Anya gravit les marches quatre à quatre. Elle arriva à bout de souffle devant la porte de la chambre de Klaus et pénétra en trombe dans la pièce. Le courant d’air glacial qui s’introduisit par les fenêtres brisées lui fouetta le visage et lui coupa un instant la respiration. Elle se ressaisit rapidement et se précipita vers la malle dans laquelle le vampire conservait le grimoire de ses ancêtres. Elle s’agenouilla et ouvrit précipitamment le lourd couvercle. Devant la couverture de cuir familière, posée sur un amas de documents, elle eut un moment d’hésitation. Elle agrippa fermement le rebord de la malle au point d’en faire blanchir ses jointures avant de se saisir du livre qu’elle déposa à même le sol devant elle. Elle tourna frénétiquement les pages jusqu’à ce qu’elle trouve la formule tant redoutée aussi bien par le conseil que par sa propre famille : cette incantation qui avait causé la perte de son ancêtre et qui lui apparaissait pourtant, à ce moment précis, malgré les risques et les mises en garde, comme le seul moyen d’arrêter Viktor.
La gorge nouée par l’angoisse de ce qu’elle s’apprêtait à faire, elle posa ses deux mains sur les pages ouvertes et inspira profondément.

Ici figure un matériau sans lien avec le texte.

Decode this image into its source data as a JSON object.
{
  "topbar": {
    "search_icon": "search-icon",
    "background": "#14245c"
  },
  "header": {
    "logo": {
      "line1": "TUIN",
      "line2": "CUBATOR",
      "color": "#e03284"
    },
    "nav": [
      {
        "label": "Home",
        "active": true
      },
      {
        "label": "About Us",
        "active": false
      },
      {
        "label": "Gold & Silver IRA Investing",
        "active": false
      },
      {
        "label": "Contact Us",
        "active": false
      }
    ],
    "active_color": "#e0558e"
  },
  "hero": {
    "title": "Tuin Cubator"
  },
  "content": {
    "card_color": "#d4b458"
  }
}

Les premiers mots de la formule allaient s’échapper de ses lèvres sèches lorsqu’ un léger souffle au creux de son oreille la fit sursauter et se relever précipitamment. Un murmure intelligible étouffé par l’orage qui grondait au dehors se fit soudain entendre. Ses yeux paniqués balayèrent la pièce à la recherche de l’origine du phénomène. La jeune femme se concentra sur cette voix qui lui parvenait de plus en plus nettement comme si le voile qui l’étouffait se levait peu à peu. Elle tressaillit et sentit les larmes sillonner ses joues en reconnaissant ce timbre rauque si familier :
- Ne fais pas ça Anya, lui intima Waleda dont le reflet immatériel prenait peu à peu forme devant la jeune femme.

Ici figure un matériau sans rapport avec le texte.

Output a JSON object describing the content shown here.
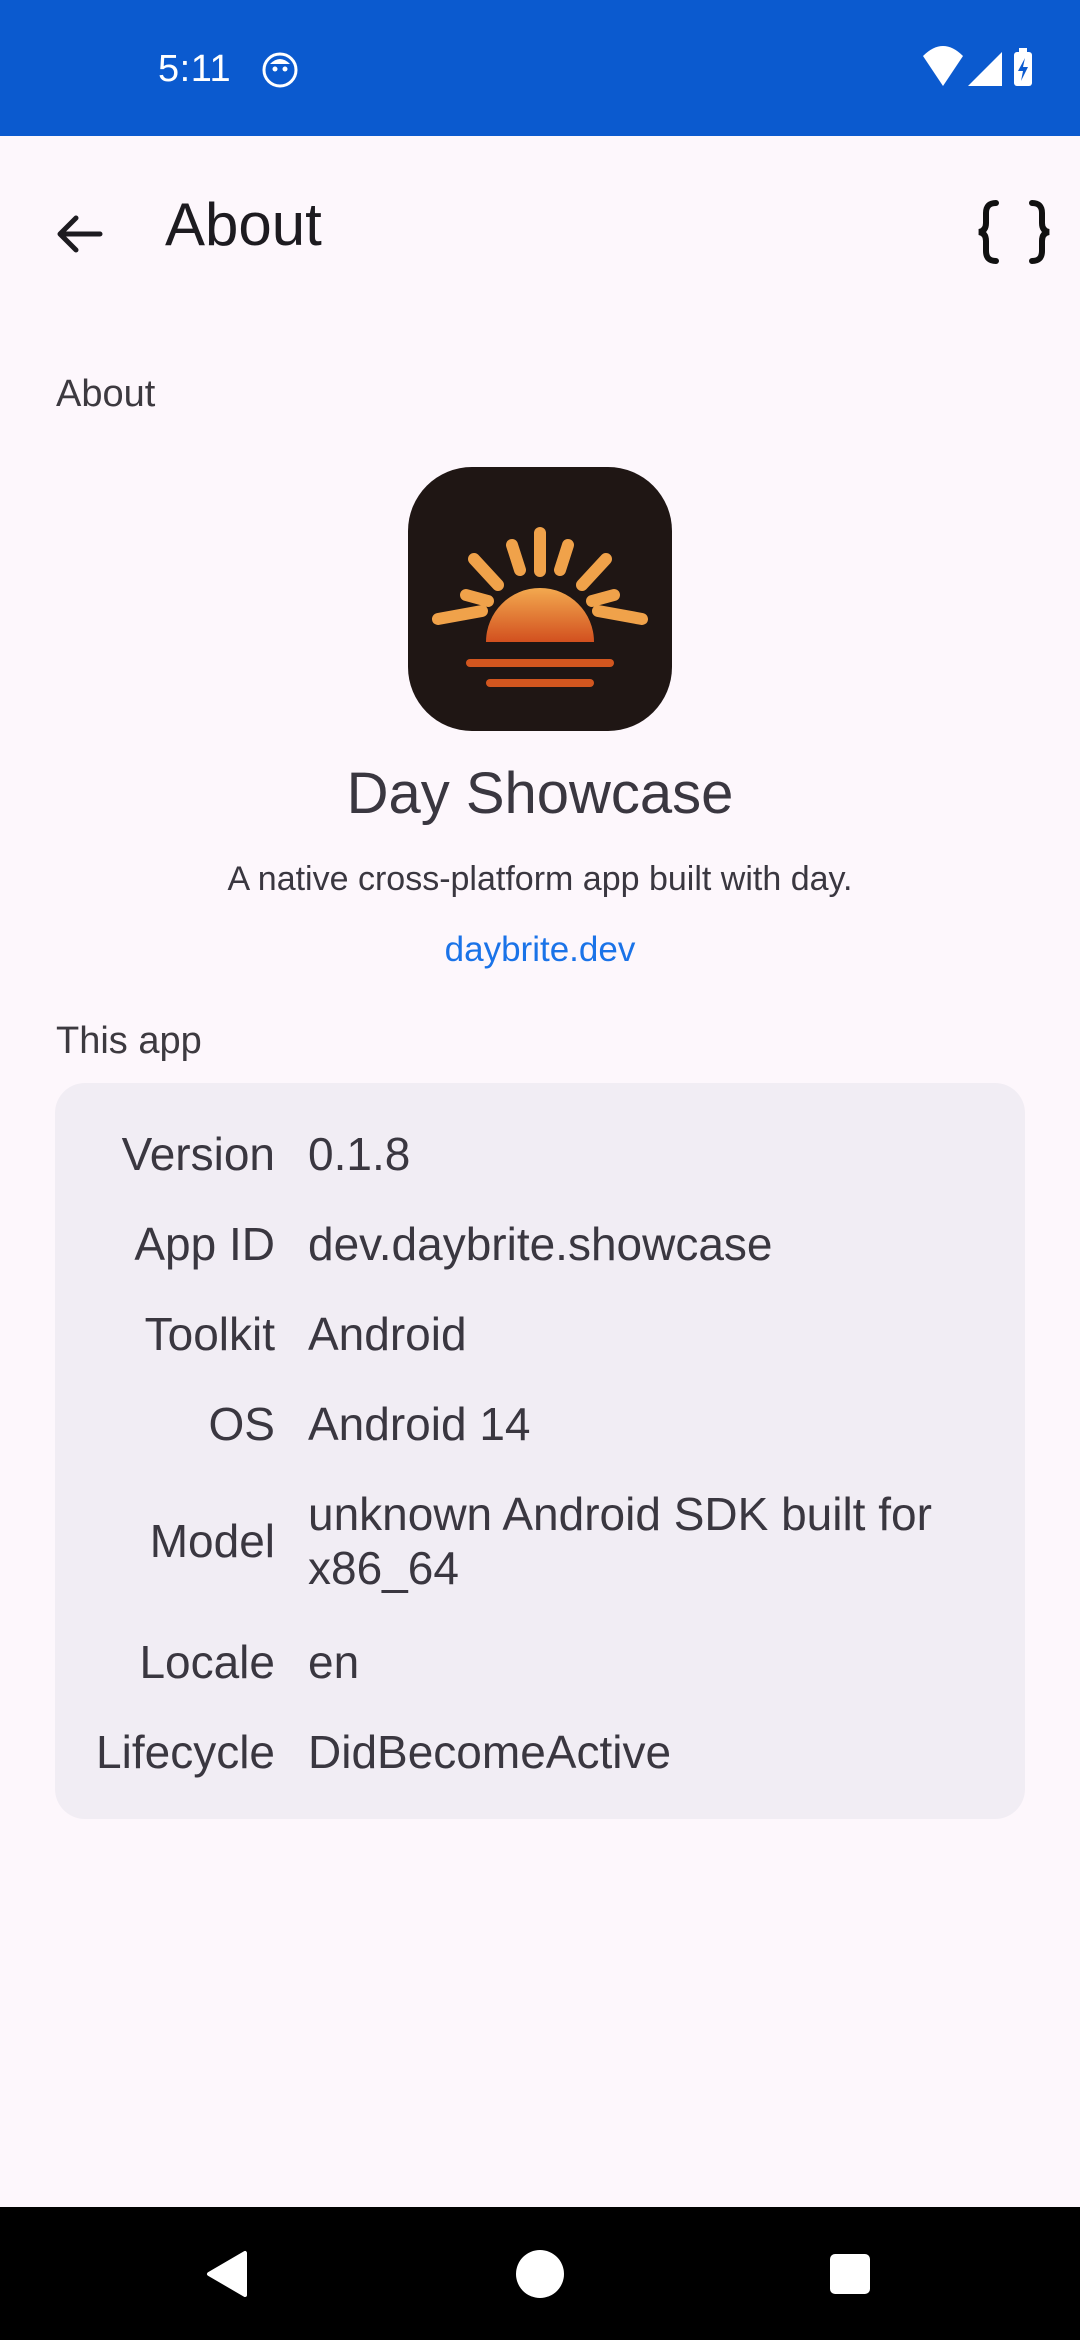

- Je n’ai pas le choix grand-mère… Je ne peux pas le laisser aux mains de Viktor sans rien tenter, sanglota-t-elle.
- Il ne peut pas mourir ! Toi oui… Ces pouvoirs te tueront comme ils ont tué Zoya. Ils ont déjà failli te tuer il y a sept ans, énerva le spectre. Pense à ta famille au lieu de te préoccuper de ce monstre qui n’hésiterait pas une seule seconde à te tuer pour se libérer de cette malédiction.

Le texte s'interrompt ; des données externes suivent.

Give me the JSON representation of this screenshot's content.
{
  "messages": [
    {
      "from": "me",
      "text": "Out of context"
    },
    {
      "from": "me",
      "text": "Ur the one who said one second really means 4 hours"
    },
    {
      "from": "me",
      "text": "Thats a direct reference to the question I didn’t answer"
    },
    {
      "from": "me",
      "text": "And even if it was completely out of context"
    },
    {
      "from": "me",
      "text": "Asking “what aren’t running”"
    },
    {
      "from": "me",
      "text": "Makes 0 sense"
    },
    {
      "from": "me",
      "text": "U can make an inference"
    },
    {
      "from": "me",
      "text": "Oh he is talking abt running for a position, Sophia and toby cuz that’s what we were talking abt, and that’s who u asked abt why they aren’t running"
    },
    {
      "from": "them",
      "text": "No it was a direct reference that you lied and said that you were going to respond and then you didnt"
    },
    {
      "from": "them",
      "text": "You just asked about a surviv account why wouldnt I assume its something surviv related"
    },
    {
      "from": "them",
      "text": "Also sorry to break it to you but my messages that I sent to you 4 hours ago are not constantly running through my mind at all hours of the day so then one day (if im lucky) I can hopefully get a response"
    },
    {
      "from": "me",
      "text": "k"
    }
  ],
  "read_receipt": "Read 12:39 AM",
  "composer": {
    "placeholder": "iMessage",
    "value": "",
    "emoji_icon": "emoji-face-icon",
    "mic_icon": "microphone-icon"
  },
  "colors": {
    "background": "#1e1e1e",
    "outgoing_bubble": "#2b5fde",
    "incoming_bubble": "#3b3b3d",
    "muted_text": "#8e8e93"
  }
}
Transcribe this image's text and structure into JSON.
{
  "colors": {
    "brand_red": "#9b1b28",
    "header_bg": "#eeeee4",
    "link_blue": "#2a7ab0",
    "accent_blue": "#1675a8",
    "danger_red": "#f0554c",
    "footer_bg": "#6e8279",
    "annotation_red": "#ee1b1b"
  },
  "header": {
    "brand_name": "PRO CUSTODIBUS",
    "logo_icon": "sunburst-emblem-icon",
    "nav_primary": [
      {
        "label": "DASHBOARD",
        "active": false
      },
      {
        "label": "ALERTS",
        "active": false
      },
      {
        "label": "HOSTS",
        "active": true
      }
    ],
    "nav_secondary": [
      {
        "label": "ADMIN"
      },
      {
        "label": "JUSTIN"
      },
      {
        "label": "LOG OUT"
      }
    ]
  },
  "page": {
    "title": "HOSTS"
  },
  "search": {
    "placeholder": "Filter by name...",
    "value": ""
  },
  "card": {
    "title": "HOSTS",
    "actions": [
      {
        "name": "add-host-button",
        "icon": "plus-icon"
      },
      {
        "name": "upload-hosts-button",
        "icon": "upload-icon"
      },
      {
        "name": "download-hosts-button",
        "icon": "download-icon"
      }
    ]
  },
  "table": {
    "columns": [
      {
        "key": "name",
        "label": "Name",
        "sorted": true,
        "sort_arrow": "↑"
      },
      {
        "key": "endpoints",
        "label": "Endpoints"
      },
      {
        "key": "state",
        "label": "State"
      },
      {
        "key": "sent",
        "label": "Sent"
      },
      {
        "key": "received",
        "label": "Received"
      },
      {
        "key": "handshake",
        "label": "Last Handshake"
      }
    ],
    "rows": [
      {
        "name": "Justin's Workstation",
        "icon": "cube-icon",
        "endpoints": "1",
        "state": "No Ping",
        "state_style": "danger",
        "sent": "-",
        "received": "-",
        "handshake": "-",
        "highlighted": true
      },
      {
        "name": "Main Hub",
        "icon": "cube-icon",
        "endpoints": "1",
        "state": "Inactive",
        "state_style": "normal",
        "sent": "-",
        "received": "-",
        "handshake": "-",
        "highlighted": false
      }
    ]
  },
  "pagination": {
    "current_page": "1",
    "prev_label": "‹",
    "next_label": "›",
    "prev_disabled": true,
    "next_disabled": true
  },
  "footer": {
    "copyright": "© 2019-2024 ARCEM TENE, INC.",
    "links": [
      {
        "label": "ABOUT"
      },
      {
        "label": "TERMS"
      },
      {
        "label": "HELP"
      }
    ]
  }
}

Anya baissa la tête pour fuir le regard implacable qui la jugeait :
- Tu te trompes, je sais que toute humanité n’est pas morte en lui, murmura-t-elle en tâchant de chasser les images de leur baiser et de garder la tête froide. Et c’est justement parce que je pense à notre famille que je dois le faire. Si je ne fais rien Viktor ou ses fils s’en prendront à elle tôt ou tard.
La jeune femme se détourna du halo lumineux, le visage déterminé, et reprit place devant le livre bien décidée à aller jusqu’au bout quelles qu’en soient les conséquences.
- Tu fais une énorme erreur, Anya. Tu devrais partir d’ici au plus vite, tenta une dernière fois la vieille femme.
- Je refuse de fuir encore une fois, décréta-t-elle les yeux posés sur l’écriture torturée de son ancêtre.
En entendant les premiers mots de l’incantation, la silhouette accablée et impuissante de Waleda s’estompa peu à peu et s’évanouit laissant la jeune femme seule face à son propre choix.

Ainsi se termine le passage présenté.